Simone's birthday
I've told you about Simone right? She is the lovely, lovely Australian lady with the laugh that comes up from her toes and resonates out of her tiny frame. She is the one who took me under her Christmas wing and who I jived the New Year in with, who I feared the first time I met because we were the only two in a yoga class and she was bendy and shaven headed and looked like she came out of the womb in the lotus position (turned out, as these things often do, that she is the least fearsome and most humble beautiful lady). She is also the one who helped me navigate my first gompa (buddhist holy room) and who has helped me explore meditation and Kathmandu.

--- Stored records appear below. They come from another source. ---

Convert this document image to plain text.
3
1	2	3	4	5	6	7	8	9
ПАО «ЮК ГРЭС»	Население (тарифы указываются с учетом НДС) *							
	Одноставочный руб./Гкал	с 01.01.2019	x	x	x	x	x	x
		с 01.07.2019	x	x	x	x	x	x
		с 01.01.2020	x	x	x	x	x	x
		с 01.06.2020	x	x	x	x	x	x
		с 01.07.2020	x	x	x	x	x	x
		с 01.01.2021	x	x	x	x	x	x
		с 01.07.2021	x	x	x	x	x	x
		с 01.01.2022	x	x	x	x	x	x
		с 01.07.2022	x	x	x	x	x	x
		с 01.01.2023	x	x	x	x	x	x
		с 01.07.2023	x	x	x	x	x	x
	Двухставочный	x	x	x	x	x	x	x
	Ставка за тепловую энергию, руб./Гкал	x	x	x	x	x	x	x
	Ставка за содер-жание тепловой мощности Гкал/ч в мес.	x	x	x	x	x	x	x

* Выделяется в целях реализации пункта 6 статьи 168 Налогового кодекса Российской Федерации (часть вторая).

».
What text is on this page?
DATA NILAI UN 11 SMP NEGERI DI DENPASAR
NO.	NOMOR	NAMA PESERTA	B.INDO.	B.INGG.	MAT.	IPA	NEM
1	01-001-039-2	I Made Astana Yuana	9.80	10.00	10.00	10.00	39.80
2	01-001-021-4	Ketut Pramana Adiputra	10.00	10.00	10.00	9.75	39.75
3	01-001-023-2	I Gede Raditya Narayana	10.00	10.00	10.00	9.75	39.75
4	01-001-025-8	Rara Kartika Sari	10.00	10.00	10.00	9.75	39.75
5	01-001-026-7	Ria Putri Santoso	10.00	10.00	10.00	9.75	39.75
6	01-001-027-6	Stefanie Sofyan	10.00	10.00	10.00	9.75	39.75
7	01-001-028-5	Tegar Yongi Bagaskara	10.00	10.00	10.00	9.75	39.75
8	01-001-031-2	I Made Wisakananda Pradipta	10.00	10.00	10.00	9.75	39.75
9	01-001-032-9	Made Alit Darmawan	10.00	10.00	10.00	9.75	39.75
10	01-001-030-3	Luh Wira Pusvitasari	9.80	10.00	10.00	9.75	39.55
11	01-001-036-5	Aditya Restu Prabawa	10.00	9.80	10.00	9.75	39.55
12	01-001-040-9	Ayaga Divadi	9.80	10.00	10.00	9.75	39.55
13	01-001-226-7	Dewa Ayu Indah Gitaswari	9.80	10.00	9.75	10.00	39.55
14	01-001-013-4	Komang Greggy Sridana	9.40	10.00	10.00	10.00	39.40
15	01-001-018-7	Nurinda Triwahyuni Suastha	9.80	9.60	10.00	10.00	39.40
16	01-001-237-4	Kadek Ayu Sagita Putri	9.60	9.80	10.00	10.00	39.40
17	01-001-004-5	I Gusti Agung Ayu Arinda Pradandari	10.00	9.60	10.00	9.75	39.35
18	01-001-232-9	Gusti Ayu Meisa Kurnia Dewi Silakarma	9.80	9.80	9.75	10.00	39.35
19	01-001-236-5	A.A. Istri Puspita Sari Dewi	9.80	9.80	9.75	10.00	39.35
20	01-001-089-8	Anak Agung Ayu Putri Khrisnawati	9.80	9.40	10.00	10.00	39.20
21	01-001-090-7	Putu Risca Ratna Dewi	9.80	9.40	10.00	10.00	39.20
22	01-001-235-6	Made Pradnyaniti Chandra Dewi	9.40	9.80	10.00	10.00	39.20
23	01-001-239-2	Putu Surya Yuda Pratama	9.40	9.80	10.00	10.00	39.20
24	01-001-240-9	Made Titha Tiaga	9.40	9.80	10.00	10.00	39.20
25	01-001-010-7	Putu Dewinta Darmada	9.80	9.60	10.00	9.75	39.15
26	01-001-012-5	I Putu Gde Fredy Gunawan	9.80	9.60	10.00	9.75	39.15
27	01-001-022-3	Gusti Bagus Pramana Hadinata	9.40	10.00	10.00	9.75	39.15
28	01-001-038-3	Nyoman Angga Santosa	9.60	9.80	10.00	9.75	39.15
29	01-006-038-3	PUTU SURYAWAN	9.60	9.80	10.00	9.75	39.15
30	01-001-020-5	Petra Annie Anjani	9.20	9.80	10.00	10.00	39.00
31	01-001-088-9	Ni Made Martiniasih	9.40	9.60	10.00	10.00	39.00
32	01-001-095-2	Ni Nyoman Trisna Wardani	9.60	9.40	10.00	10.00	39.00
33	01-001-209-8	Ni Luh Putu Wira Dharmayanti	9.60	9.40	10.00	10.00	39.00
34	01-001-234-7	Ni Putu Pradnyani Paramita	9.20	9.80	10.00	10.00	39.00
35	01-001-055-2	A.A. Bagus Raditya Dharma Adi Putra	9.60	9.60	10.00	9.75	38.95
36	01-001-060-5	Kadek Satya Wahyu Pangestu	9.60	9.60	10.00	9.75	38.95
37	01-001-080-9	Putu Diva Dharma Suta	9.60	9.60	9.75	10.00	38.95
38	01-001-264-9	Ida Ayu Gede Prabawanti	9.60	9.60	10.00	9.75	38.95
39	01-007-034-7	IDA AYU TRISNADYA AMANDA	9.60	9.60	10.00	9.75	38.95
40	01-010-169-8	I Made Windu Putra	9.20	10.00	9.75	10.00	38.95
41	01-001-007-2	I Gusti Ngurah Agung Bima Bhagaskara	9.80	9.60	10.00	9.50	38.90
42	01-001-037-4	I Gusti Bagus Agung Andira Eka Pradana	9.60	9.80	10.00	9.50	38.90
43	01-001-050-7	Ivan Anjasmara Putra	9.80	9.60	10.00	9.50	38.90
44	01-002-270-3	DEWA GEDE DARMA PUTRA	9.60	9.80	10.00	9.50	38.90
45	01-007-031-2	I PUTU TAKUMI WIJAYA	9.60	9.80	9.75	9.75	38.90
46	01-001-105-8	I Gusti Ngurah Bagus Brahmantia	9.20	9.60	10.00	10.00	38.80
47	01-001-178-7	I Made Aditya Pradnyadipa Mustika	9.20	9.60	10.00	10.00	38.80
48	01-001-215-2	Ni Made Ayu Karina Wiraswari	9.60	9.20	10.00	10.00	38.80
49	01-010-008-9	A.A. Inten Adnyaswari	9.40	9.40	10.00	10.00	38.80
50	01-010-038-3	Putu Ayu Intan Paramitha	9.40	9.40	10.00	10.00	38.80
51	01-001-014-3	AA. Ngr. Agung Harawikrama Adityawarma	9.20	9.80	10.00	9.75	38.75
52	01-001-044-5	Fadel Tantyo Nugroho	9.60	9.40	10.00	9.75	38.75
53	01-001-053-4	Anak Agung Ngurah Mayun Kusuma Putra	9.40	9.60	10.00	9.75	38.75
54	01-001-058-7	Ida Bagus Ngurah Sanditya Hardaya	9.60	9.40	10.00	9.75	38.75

So a few weekends ago it was Simone's 27th birthday and she wanted to go to Pashnupatinath. Pashnupatinath is a holy Hindu temple, on the banks of a river whose source is the Ganges. It is also the place where Hindu's cremate their dead. I didn't really think about it much before, I knew that they were public cremations, but it is really hard to think about or picture a public cremation. And reading this you are probably wondering why I went, why Simone wanted to go, weren't we being disrespectful... The thing is, as with everything in Nepal, cremations are really open and really public. Pashnupatinath is full of old people, young people, couples, children, everyone all come to watch the cremations, visit the temple, pay their respects, just sit, I even saw one guy reading a newspaper. And it was so strange being that close to death, with life all around you. I won't try and be all philosophical, because it will only come out sounding trite but I saw the whole process, the body being brought to the banks, the family performing the purification rights, building the pyre, placing the body on the pyre, setting it alight, watching the fire turn everything to ashes, and then sweeping those ashes into the river before the next family start the process all over again...and it made my head reel. In one moment it makes death less scary, less isolated and lonely because there are people everywhere and I couldn't help thinking that when I die, I would much rather be surrounded by people shouting and crying and talking and living. But then in the next moment it brings death right to you, no niceties, no dressing it up as anything else, the family's grief is right in front of you, and there is no getting away from it, the seemingly peacefully sleeping old woman was a mother and a grandmother and a sister and a daughter and she had a life and now she is dead and now she is smoke and now she is ashes and now she is the river.